I walked into the closet this morning ready to pick out the perfect outfit for the day, and I grabbed a halter dress, light pink and white, since it is still 90 degrees here. Then I quickly remembered, “Oh, I can’t where that dress today. The shoes that I wear with it are white, and I can’t wear white shoes after Labor Day.”
It made me start to think about this “white rule” that I have followed since I was a little girl. No doubt it came from American aristocracy long ago to differentiate the “haves” and the “have nots”. But still, here, in 2011, I follow it, and the thought of walking out of the house in September with white shoes on makes me scared. Scared of what people would think. Scared of how I’d be perceived. Scared of my pretend identity becoming tarnished.
There is no doubt the the rule about not wearing white shoes after Labor Day is probably more regional than anything, but down here in the heart of the South we take these things very seriously.
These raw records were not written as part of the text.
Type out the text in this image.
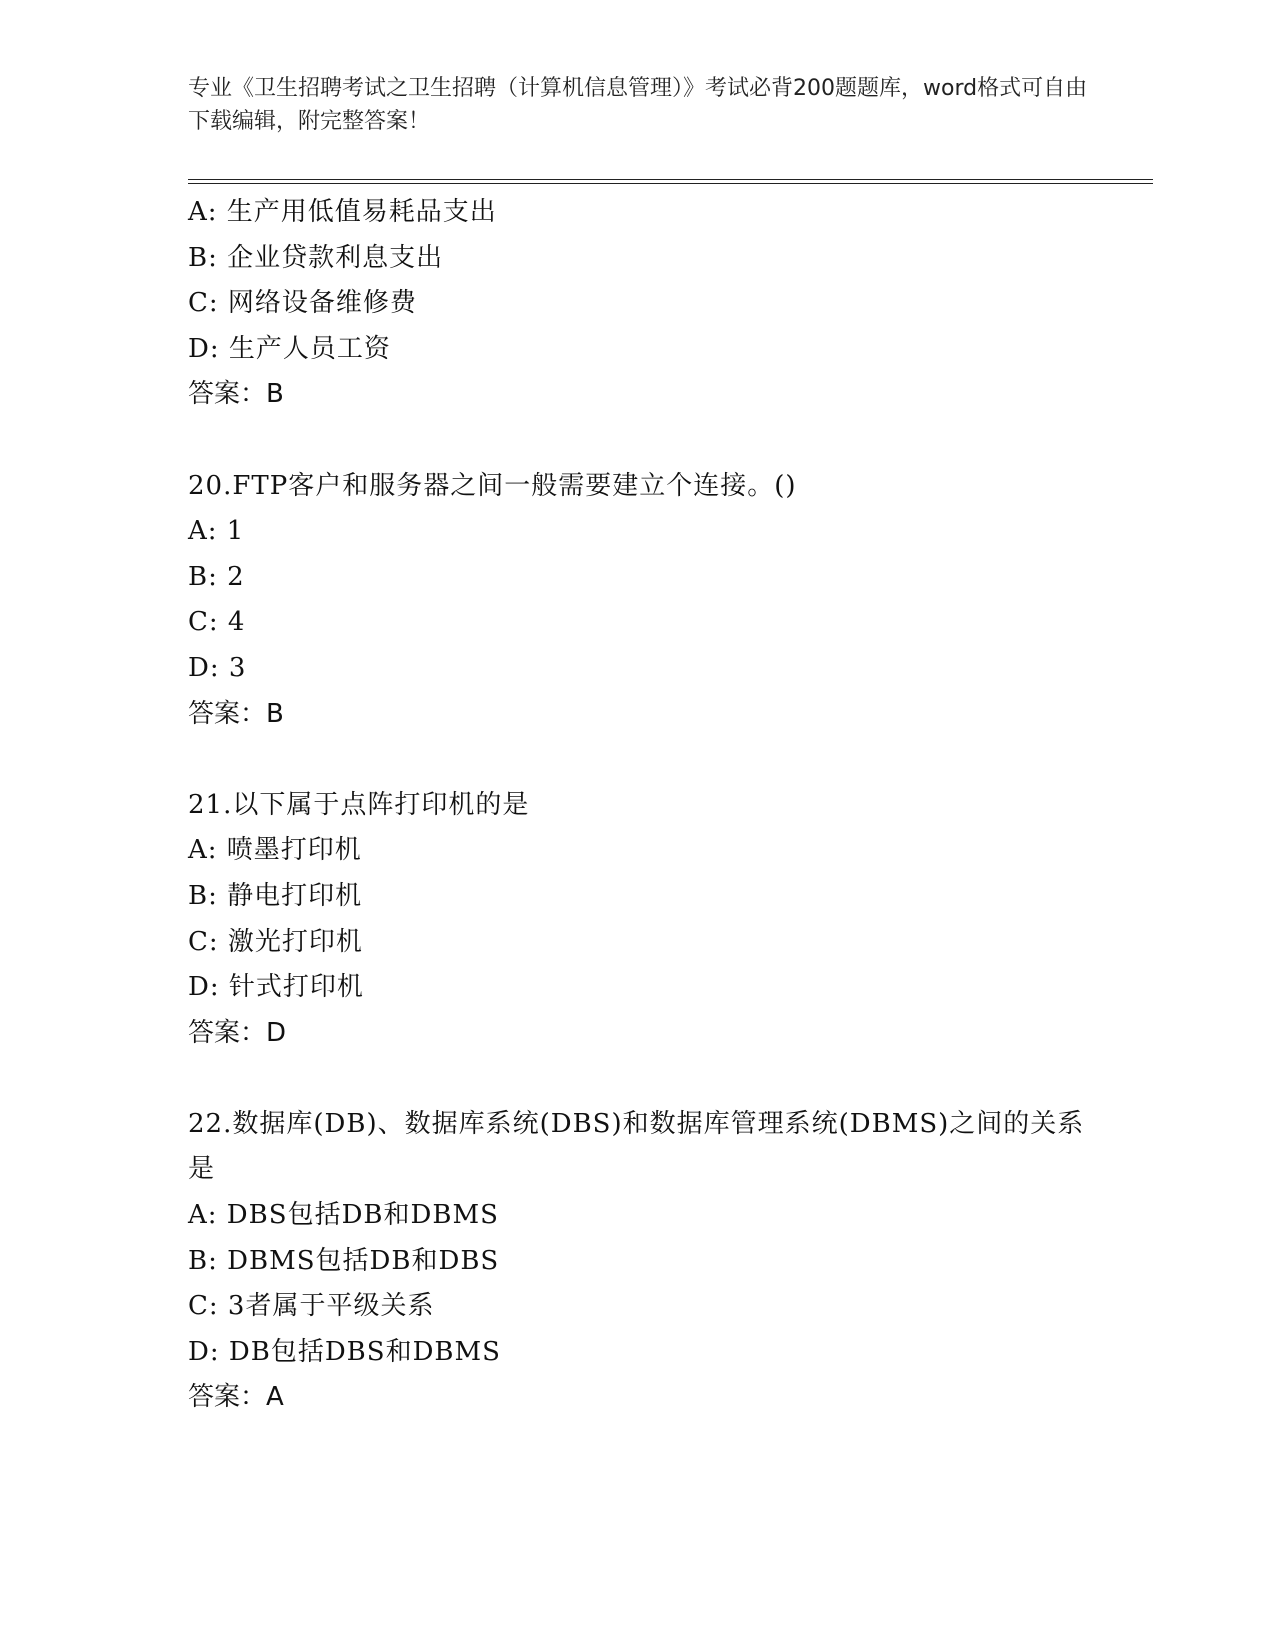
专业《卫生招聘考试之卫生招聘（计算机信息管理）》考试必背200题题库，word格式可自由下载编辑，附完整答案！
A: 生产用低值易耗品支出
B: 企业贷款利息支出
C: 网络设备维修费
D: 生产人员工资
答案：B
20.FTP客户和服务器之间一般需要建立个连接。()
A: 1
B: 2
C: 4
D: 3
答案：B
21.以下属于点阵打印机的是
A: 喷墨打印机
B: 静电打印机
C: 激光打印机
D: 针式打印机
答案：D
22.数据库(DB)、数据库系统(DBS)和数据库管理系统(DBMS)之间的关系是
A: DBS包括DB和DBMS
B: DBMS包括DB和DBS
C: 3者属于平级关系
D: DB包括DBS和DBMS
答案：A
But don’t we all make up fake rules for ourselves and others to protect our pretend identity?
We say things such as:
- If you’re not married by thirty then something has to be wrong with you.
- Only mothers who stay at home can truly love their children.
- You have to home school or your children will turn into heathens.
- Homemakers don’t live in the real world and are obviously privileged.
- She must neglect her family if she has time to work-out.
- Only a housekeeper could keep a home as clean as that.
- She doesn’t do anything at church, so she can’t be growing with Christ.
- Her priorities are all wrong if she goes out of town on a girls’ weekend trip.
The list goes on and on.
The culture that made up the rule about not wearing white after Labor Day is the same culture we live in today. It’s the one that screams, “You’re not good enough the way you are, so you need to make up rules to make other people look worse in order to make yourself look better.”
We are sucked into these rules from the Enemy every time one of the statements above comes into our heads. But God has a different set of rules. His say that our sufficiency is of Him, our identity is in Him.
“Not that we are sufficient of ourselves to think any thing as of ourselves; but our sufficiency is of God.” 2 Corinthians 3:5 (KJV)
So will I wear white shoes after Labor Day this year? I’m still not there yet. But my white shoes have made me think and given me something to pray over – that my identity will be in Christ and Christ alone, not in rules from the Enemy.